Помню, как-то раз я взяла алтей и таблетки с привкусом ююбы для Луи-Жозефа, поскольку он обожал конфеты. Тогда герцог Аркурский почтительно заметил, что дофину разрешается есть конфеты только в том случае, если они ему предписаны.
На какое-то мгновение я почувствовала гнев из-за того, что мне не позволяют давать дофину конфеты. Но потом, взглянув на его жалкое маленькое тельце, я подумала, что, пожалуй, будет лучше, если этот вопрос решат врачи.

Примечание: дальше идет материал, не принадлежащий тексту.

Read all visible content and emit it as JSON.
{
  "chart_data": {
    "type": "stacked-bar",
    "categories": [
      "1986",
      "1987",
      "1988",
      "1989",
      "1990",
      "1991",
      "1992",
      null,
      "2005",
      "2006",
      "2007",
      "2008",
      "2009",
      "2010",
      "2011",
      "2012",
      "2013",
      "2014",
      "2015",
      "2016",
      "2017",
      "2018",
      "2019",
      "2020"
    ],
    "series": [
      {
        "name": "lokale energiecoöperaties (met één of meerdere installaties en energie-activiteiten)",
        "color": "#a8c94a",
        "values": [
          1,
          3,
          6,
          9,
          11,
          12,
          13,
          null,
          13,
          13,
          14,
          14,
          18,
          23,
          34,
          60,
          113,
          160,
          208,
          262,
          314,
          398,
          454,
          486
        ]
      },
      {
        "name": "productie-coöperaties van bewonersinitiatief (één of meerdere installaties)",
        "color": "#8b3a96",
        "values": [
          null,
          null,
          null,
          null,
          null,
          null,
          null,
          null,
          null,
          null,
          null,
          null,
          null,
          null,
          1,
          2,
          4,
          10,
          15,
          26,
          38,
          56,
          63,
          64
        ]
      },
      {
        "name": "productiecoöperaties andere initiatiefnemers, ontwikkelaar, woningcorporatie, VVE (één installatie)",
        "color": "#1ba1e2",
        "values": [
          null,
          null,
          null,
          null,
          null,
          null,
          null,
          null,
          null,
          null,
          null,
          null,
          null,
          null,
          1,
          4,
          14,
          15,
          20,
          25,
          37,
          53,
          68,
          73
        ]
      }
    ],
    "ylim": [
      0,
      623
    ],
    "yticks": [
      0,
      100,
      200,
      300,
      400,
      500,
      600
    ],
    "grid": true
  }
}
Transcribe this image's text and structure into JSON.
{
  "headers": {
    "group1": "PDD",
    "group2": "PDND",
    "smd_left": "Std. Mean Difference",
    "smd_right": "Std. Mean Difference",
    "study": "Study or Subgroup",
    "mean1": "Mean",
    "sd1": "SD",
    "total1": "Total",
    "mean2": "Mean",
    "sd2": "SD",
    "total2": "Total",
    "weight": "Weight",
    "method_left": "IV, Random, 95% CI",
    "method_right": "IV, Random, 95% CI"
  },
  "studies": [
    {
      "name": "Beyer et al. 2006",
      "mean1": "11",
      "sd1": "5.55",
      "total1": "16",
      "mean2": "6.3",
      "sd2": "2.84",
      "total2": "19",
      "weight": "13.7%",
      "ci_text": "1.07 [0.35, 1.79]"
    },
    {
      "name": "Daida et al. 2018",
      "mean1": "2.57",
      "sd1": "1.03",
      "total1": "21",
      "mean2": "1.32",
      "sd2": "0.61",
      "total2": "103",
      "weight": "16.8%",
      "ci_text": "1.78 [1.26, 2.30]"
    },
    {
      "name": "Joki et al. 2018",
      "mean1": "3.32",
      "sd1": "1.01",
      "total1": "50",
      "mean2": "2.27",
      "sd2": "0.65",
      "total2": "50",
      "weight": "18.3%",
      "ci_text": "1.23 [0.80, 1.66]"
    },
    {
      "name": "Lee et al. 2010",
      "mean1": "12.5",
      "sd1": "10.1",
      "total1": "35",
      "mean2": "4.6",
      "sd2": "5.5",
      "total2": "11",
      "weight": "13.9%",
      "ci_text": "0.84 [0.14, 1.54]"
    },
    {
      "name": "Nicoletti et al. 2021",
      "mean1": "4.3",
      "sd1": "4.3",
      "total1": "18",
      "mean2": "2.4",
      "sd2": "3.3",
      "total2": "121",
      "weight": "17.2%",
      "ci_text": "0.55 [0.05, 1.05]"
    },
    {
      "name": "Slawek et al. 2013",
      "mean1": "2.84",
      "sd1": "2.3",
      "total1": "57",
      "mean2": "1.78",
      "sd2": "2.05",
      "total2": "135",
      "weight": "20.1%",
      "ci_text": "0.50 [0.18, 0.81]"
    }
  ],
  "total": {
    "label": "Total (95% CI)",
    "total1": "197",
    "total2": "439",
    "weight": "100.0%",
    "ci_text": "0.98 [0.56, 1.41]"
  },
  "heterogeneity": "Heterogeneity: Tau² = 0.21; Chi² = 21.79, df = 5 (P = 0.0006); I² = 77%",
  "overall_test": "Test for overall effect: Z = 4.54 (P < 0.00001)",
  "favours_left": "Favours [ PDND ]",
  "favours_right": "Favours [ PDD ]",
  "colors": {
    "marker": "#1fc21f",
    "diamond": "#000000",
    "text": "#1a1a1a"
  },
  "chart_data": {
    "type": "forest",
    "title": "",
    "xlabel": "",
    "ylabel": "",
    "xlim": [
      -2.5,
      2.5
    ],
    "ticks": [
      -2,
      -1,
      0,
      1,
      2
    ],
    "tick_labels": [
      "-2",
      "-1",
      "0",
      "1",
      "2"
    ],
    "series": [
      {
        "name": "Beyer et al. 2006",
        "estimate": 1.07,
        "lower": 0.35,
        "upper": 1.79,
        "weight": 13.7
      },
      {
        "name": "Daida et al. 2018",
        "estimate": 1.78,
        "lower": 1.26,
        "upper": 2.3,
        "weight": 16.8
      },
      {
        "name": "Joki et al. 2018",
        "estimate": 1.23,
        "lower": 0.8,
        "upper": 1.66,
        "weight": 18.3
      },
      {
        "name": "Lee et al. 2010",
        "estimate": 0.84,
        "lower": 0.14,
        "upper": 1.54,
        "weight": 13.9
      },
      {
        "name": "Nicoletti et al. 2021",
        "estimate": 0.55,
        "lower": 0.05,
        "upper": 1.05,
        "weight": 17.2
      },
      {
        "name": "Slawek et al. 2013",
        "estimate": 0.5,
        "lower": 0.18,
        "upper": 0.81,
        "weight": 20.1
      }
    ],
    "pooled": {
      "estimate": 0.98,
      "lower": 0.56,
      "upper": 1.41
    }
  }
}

Всего лишь несколько дней спустя Габриелла сказала мне, что дофин выгнал ее из своей комнаты.
— Вы слишком любите пользоваться духами, герцогиня, а из-за них я плохо чувствую себя, — сказал он ей.
— Но ведь в этот раз я не пользовалась духами! — протестовала Габриелла со слезами на глазах.
В некоторых отношениях мой младший сын доставлял мне больше радости. Ему было почти два года. Он обожал меня и любил карабкаться по мне вверх, с величайшим интересом и радостью рассматривая мою искусную прическу, выполненную мсье Леонаром. Он был веселым и немного своевольным мальчуганом и очень интересовался всем, что его касалось. Поскольку он не был столь важной персоной, как его старший брат, я считала, что он принадлежит только мне одной.
Маленькая Софи Беатрис становилась все слабее. Я не могла отойти от нее. У меня сердце разрывалось при виде того, как задыхается это изнуренное маленькое существо. Я никогда не забуду тот день, когда она умерла у меня на руках. Я смотрела вниз на ее неподвижное маленькое личико и чувствовала, что еще никогда прежде не знала такого несчастья.
Я с нежностью положила ее в колыбельку и стала пытаться утешить себя мыслями об остальных моих детях. Но теперь, оглядываясь на свое прошлое, я думаю, что этот момент, возможно, и был началом всех моих бед.